The subject of this article is memory and narration, with particular reference to one Welsh tradition-bearer. Wales, a westerly facing peninsula on the mainland of Britain, is just over 8,000 square miles in size and has a present population of just under three million. Its native language, Welsh, belongs to the Celtic, Indo-European group and was first spoken in the sixth century. Not surprisingly, it has a long and rich folk narrative tradition (Rhŷs 1901; Jones 1930; Parry 1955; Roberts 1988; Stephens 1998). The eleven classic tales known as the Mabinogion were described by Professors Gwyn and Thomas Jones as being amongst ‘the finest flowerings of the Celtic genius and, taken together, a masterpiece of our medieval European literature’ (Jones and Jones 1949, ix; see also Mac Cana 1977; Davies 1992, 1995).
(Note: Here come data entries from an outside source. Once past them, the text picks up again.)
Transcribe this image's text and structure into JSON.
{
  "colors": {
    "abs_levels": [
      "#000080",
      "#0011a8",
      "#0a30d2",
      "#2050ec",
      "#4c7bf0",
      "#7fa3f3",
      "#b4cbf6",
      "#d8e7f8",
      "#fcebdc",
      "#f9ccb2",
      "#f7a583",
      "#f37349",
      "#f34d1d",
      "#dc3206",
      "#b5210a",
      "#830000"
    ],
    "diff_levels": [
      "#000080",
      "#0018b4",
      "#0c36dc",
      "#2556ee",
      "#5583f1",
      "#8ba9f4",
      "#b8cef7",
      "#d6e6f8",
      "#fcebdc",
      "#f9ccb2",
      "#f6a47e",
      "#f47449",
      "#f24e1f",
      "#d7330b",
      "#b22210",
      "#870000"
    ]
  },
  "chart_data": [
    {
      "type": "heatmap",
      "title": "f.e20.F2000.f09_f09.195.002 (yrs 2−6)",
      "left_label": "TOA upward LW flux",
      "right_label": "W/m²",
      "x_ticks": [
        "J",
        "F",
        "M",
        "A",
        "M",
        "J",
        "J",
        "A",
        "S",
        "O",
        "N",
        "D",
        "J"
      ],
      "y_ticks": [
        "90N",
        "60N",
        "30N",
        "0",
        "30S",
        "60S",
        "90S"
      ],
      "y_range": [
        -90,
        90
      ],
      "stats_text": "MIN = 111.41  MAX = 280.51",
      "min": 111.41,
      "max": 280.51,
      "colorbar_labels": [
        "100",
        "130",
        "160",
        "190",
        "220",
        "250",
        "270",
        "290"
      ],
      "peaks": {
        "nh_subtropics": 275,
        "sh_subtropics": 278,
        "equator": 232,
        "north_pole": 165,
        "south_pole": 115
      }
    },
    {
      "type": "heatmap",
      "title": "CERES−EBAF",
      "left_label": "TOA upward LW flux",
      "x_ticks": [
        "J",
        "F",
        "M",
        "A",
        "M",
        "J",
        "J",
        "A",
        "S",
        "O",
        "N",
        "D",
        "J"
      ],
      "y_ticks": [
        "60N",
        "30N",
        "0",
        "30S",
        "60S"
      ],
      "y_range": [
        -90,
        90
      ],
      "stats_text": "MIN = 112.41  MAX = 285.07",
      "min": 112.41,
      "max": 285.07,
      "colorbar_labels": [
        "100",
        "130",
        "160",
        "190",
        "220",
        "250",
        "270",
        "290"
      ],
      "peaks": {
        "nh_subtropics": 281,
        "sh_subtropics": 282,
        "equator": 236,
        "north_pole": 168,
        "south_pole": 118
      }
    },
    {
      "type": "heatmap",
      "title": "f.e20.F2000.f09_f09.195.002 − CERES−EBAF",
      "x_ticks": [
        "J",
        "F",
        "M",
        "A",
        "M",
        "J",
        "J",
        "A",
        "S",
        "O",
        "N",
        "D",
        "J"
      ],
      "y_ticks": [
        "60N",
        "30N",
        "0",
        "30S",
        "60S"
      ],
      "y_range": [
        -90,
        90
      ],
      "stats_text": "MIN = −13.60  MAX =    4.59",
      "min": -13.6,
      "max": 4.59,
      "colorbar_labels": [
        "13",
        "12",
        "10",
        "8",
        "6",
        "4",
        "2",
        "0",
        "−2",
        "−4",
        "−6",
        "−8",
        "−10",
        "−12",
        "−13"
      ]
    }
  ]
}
However, since the Middle Ages in Wales there have been no professional storytellers with a large repertoire of extended, heroic tales of magic (märchen), so characteristic of other countries, such as its Celtic neighbour, Ireland. Even so, there has been right down to our own day and age no shortage of brief local legends relating to the supernatural, brief socio-historical legends, and jokes and anecdotes, and the role of the ordinary storyteller in the community was and, to a very great extent, still is an important one (Gwyndaf 1987–88, 1989, 1990, 1992–93, 1994).